Per l’esponente azzurro, il via libera delle Commissioni rappresenta una “tappa fondamentale per un progetto che Forza Italia sostiene da tempo: un modello di nucleare sicuro e sostenibile che operi in sinergia con le fonti rinnovabili”.
L’obiettivo dichiarato è il rafforzamento dell’indipendenza energetica nazionale, con una conseguente riduzione dei costi operativi per le imprese e degli oneri in bolletta per le famiglie.
IL MIX TRA NUCLEARE E RINNOVABILI PER L’INDIPENDENZA NAZIONALE
La visione politica alla base del provvedimento rivendica un approccio pragmatico e moderno, lontano dalle contrapposizioni ideologiche del passato. Il deputato Luca Squeri, responsabile del Dipartimento Energia di Forza Italia e relatore del disegno di legge, ha evidenziato come l’impegno della maggioranza sia rimasto “costante” fin dall’inizio della legislatura.
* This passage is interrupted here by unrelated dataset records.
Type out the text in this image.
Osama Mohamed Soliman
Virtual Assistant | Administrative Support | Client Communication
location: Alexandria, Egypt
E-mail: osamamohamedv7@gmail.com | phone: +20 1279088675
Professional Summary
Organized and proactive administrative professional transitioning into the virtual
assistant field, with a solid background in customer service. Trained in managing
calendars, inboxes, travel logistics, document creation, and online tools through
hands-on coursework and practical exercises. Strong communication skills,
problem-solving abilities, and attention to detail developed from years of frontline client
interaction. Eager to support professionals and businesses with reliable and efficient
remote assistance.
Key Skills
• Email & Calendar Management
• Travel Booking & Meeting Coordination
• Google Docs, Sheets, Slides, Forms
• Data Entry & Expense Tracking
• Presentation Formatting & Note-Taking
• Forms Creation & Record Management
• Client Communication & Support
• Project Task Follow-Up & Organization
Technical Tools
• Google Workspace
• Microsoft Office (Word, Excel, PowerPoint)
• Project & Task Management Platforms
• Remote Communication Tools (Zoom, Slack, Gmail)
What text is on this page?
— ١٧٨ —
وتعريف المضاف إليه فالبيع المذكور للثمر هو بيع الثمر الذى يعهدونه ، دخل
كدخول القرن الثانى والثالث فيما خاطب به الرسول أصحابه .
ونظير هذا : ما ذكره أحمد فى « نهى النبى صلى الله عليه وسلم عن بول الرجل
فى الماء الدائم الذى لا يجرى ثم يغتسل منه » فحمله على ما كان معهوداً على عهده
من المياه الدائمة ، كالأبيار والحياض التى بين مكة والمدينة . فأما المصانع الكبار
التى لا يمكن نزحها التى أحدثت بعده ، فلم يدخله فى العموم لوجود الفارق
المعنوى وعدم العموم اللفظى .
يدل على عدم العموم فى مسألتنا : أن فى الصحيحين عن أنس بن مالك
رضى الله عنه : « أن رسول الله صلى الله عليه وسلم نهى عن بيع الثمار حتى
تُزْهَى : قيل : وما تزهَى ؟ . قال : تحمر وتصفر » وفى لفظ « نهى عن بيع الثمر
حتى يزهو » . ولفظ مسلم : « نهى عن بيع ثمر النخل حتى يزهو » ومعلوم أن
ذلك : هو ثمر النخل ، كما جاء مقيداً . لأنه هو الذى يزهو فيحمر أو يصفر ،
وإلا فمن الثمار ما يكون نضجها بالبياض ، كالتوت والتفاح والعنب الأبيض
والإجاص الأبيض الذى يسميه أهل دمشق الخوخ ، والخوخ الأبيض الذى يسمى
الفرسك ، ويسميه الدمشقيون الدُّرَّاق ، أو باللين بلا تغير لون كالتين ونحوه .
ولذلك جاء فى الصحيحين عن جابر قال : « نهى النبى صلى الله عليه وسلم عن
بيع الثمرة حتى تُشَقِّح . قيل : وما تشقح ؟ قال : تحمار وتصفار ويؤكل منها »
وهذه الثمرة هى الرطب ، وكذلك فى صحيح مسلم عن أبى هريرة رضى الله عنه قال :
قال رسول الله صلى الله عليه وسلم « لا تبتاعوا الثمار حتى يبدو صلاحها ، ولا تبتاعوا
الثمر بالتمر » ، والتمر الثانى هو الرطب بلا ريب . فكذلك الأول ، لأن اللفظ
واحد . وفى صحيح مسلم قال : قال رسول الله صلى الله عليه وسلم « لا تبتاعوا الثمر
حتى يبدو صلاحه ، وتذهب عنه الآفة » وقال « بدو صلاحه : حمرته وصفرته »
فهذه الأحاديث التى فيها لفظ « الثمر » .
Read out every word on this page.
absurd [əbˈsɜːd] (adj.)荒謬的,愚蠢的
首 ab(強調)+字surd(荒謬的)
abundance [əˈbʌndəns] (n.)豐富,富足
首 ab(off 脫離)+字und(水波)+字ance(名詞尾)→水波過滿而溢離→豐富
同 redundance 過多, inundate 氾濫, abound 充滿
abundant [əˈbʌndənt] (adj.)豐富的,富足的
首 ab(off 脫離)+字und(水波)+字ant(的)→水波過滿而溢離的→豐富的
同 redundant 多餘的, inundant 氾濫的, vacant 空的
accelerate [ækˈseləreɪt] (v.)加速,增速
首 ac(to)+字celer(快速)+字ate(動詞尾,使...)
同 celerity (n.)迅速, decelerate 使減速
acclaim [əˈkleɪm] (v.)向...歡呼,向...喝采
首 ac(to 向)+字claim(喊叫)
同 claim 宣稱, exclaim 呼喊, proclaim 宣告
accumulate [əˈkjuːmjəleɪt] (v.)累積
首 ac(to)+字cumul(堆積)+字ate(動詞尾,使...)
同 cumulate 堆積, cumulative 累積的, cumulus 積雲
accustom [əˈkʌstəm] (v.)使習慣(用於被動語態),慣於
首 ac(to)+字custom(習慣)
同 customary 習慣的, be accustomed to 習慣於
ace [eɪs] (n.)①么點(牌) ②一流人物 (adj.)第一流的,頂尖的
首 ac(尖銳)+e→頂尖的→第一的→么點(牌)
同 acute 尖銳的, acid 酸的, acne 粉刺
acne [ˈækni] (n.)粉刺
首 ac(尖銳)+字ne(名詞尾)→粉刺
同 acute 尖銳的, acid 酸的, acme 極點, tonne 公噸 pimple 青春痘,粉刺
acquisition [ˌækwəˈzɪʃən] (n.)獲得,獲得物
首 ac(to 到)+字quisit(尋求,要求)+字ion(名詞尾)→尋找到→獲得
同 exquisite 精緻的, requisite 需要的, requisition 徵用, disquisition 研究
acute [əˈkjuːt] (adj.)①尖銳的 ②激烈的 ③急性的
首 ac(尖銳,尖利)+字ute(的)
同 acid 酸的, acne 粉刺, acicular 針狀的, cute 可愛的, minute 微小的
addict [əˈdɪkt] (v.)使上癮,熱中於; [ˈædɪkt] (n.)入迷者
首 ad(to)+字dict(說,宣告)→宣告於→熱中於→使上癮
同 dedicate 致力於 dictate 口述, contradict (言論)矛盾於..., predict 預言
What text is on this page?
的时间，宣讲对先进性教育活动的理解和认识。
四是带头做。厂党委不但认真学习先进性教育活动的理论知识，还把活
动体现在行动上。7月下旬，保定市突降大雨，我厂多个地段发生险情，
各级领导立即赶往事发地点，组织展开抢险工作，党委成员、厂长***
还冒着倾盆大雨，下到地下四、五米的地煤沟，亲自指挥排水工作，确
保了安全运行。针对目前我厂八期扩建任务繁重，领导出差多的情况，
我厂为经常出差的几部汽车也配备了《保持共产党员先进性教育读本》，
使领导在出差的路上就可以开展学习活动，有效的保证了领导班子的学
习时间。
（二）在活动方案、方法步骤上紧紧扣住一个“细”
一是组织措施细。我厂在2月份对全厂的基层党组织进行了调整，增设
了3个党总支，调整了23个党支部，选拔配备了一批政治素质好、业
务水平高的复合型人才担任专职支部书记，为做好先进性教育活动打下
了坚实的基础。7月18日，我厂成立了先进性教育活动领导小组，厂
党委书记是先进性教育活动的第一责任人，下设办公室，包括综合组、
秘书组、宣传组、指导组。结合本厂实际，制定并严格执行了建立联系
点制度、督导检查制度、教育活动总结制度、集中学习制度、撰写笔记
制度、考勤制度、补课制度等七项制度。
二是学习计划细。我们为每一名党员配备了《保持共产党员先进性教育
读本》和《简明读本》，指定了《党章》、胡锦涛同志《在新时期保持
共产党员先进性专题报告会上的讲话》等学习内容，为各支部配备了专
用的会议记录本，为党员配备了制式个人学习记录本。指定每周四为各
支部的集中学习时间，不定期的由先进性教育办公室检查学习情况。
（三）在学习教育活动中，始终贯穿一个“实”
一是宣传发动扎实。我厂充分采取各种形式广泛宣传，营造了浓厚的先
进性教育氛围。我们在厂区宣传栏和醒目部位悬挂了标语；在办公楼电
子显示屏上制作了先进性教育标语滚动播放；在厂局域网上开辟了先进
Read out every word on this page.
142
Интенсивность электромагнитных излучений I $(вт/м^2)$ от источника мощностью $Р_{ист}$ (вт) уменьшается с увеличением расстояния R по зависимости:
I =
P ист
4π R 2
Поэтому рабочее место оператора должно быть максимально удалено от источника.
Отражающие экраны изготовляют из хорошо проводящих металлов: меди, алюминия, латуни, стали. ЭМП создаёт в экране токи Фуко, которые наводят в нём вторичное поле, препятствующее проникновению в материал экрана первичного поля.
Squeri ha ricordato che la linea del partito era già stata tracciata con l’approvazione di una risoluzione a sua firma, sottolineando la necessità di un mix energetico
bilanciato.
In questa prospettiva, nucleare e rinnovabili non sono visti come alternativi, ma come pilastri complementari necessari a garantire la sicurezza nazionale e a limitare la dipendenza dalle forniture estere.
CRITICHE ALLE OPPOSIZIONI E DATI SULLA CRESCITA DELLE ENERGIE PULITE
Nel commentare l’avanzamento del provvedimento, Squeri ha espresso dure critiche verso le posizioni della sinistra, accusata di dedicarsi a “mistificazioni, fake news e saggi della peggiore ideologia”. Il relatore ha fatto notare come il resto del mondo stia investendo massicciamente nel nucleare di nuova generazione, citando l’esempio dei Paesi arabi e della Spagna, spesso richiamata dalle opposizioni ma che in realtà produce energia anche attraverso l’atomo.
Squeri ha inoltre smentito le tesi secondo cui il Governo starebbe ostacolando le fonti rinnovabili: i dati indicano infatti che tra il 2024 e il 2025 l’Italia ha registrato l’installazione di oltre 7 GW annui, una cifra record se confrontata con gli 1 o 2 GW dei governi precedenti. “L’epoca della demagogia ambientalista è finita”, ha ribadito Squeri, confermando la volontà di procedere speditamente verso l’approvazione finale.
VALORIZZAZIONE DELLE FILIERE E COINVOLGIMENTO DEI TERRITORI
L’esame del provvedimento ha portato all’integrazione di elementi strategici volti a proteggere e promuovere il tessuto produttivo interno. Il testo ora prevede esplicitamente la valorizzazione delle competenze tecnologiche e industriali italiane ed europee legate al comparto nucleare. Parallelamente, sul fronte della localizzazione degli impianti, le Commissioni hanno introdotto la possibilità per gli enti locali di candidarsi spontaneamente a ospitare i siti produttivi.
Questa misura punta a superare potenziali conflitti territoriali, privilegiando il coinvolgimento diretto e volontario delle comunità locali nel processo di transizione energetica del Paese. Domani, con il conferimento del mandato ai relatori, si chiuderà ufficialmente la fase istruttoria per lasciare spazio al dibattito parlamentare in seduta plenaria.